The demise of Bob Bennett and the nomination of Rand Paul reminded me of the question of dynastic succession in American politics. When I last visited this one, Glenn Greenwald was concerned that nepotism is on the upswing, Tom Schaller had data (but unfortunately not real recent data) that showed nepotism declines over time, and I tended to conclude that it's not an increasing problem. By the way, I should say that I do agree with Greenwald that dynastic succession in American politics tends to be a Bad Thing, all else equal.

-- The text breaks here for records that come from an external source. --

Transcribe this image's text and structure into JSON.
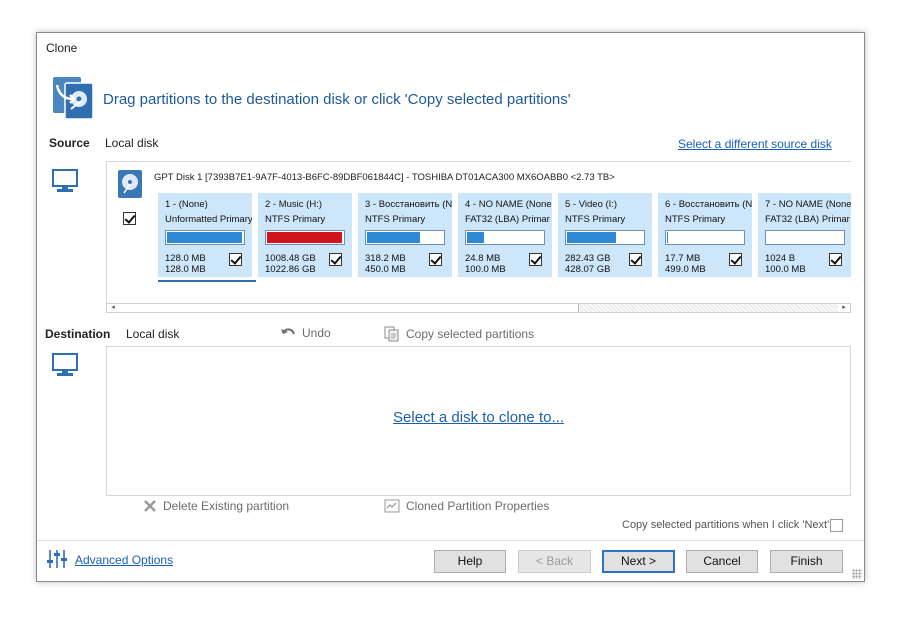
{
  "window": {
    "title": "Clone"
  },
  "header": {
    "instruction": "Drag partitions to the destination disk or click 'Copy selected partitions'"
  },
  "source": {
    "label": "Source",
    "disk_type": "Local disk",
    "change_link": "Select a different source disk",
    "disk_title": "GPT Disk 1 [7393B7E1-9A7F-4013-B6FC-89DBF061844C] - TOSHIBA DT01ACA300 MX6OABB0  <2.73 TB>",
    "disk_checked": true,
    "partitions": [
      {
        "name": "1 -  (None)",
        "type": "Unformatted Primary",
        "used": "128.0 MB",
        "total": "128.0 MB",
        "fill_percent": 99,
        "color": "#2f8ad6",
        "checked": true
      },
      {
        "name": "2 - Music (H:)",
        "type": "NTFS Primary",
        "used": "1008.48 GB",
        "total": "1022.86 GB",
        "fill_percent": 99,
        "color": "#d0141e",
        "checked": true
      },
      {
        "name": "3 - Восстановить (N",
        "type": "NTFS Primary",
        "used": "318.2 MB",
        "total": "450.0 MB",
        "fill_percent": 70,
        "color": "#2f8ad6",
        "checked": true
      },
      {
        "name": "4 - NO NAME (None",
        "type": "FAT32 (LBA) Primar",
        "used": "24.8 MB",
        "total": "100.0 MB",
        "fill_percent": 24,
        "color": "#2f8ad6",
        "checked": true
      },
      {
        "name": "5 - Video (I:)",
        "type": "NTFS Primary",
        "used": "282.43 GB",
        "total": "428.07 GB",
        "fill_percent": 66,
        "color": "#2f8ad6",
        "checked": true
      },
      {
        "name": "6 - Восстановить (N",
        "type": "NTFS Primary",
        "used": "17.7 MB",
        "total": "499.0 MB",
        "fill_percent": 3,
        "color": "#2f8ad6",
        "checked": true
      },
      {
        "name": "7 - NO NAME (None",
        "type": "FAT32 (LBA) Primar",
        "used": "1024 B",
        "total": "100.0 MB",
        "fill_percent": 0,
        "color": "#2f8ad6",
        "checked": true
      }
    ]
  },
  "destination": {
    "label": "Destination",
    "disk_type": "Local disk",
    "undo_label": "Undo",
    "copy_label": "Copy selected partitions",
    "select_link": "Select a disk to clone to...",
    "delete_label": "Delete Existing partition",
    "properties_label": "Cloned Partition Properties",
    "copy_on_next_label": "Copy selected partitions when I click 'Next'",
    "copy_on_next_checked": false
  },
  "footer": {
    "advanced_options": "Advanced Options",
    "help": "Help",
    "back": "< Back",
    "next": "Next >",
    "cancel": "Cancel",
    "finish": "Finish"
  },
  "icons": {
    "header": "disk-clone-icon",
    "source_monitor": "monitor-icon",
    "destination_monitor": "monitor-icon",
    "disk": "hard-disk-icon",
    "undo": "undo-icon",
    "copy": "copy-icon",
    "delete": "delete-x-icon",
    "properties": "properties-icon",
    "advanced": "sliders-icon"
  }
}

So, how do things look for 2011?
Greenwald identified twelve dynastic Senators in the current Congress: Murkowski, Kyl, Gregg, Dodd, Casey, Bayh, two Udalls, Snowe, Pryor, Bennett, and Rockefeller (plus Ted Kennedy had been the thirteenth). This is actually down a bit from the previous Senate, which had neither Udall but did have a Clinton, a Dole, and a Sununu, for sixteen in all. And so far, Rand Paul notwithstanding, it looks like there will be even fewer in January 2011. Bennett, Gregg, Dodd, and Bayh are all leaving. Greenwald was concerned about a variety of rumored candidates, but none of them -- Kennedys in New York and Massachusetts, a Cuomo in New York (yes, but different office), a Jackson in Illinois, a Bush in Florida, or a Biden in Delaware -- will be on the November ballot. I suppose there are still states remaining with deadlines that Harold Ford, Jr. could meet, but so far, not.
Of those candidates who are running, I'll start with Rand Paul, son of the Member of the House and peripatetic presidential candidate, currently a mild frontrunner to be Senator from Kentucky. In Arkansas, the GOP nominee (and again mild favorite) is John Boozman. Boozman's older brother, the late Fay Boozman, was a four-year state senator who ran for the same Senate seat in 1998; that's a pretty weak nepotism case, I think. In Missouri, the Democratic candidate, Robin Carnahan, is the daughter of two politicians (her opponent, Roy Blunt, is the father of a pol, but that doesn't count).
And as far as I can tell, that's just about it. I could be missing someone, in two ways: first, I basically used Wikipedia, and they don't always have complete information, of course; second, I might be missing a candidate for some reason, although I did go through all of the contested races and open seats, per the latest Cook chart.
But as far as I can tell:
Previous Senate: 16 dynastic Senators
Current Senate: 13 (now 12)
Next Senate: Between 8 and 10 or 11, assuming no late changes and how one counts Boozman.
Creeping nepotism in American politics: still not a major problem.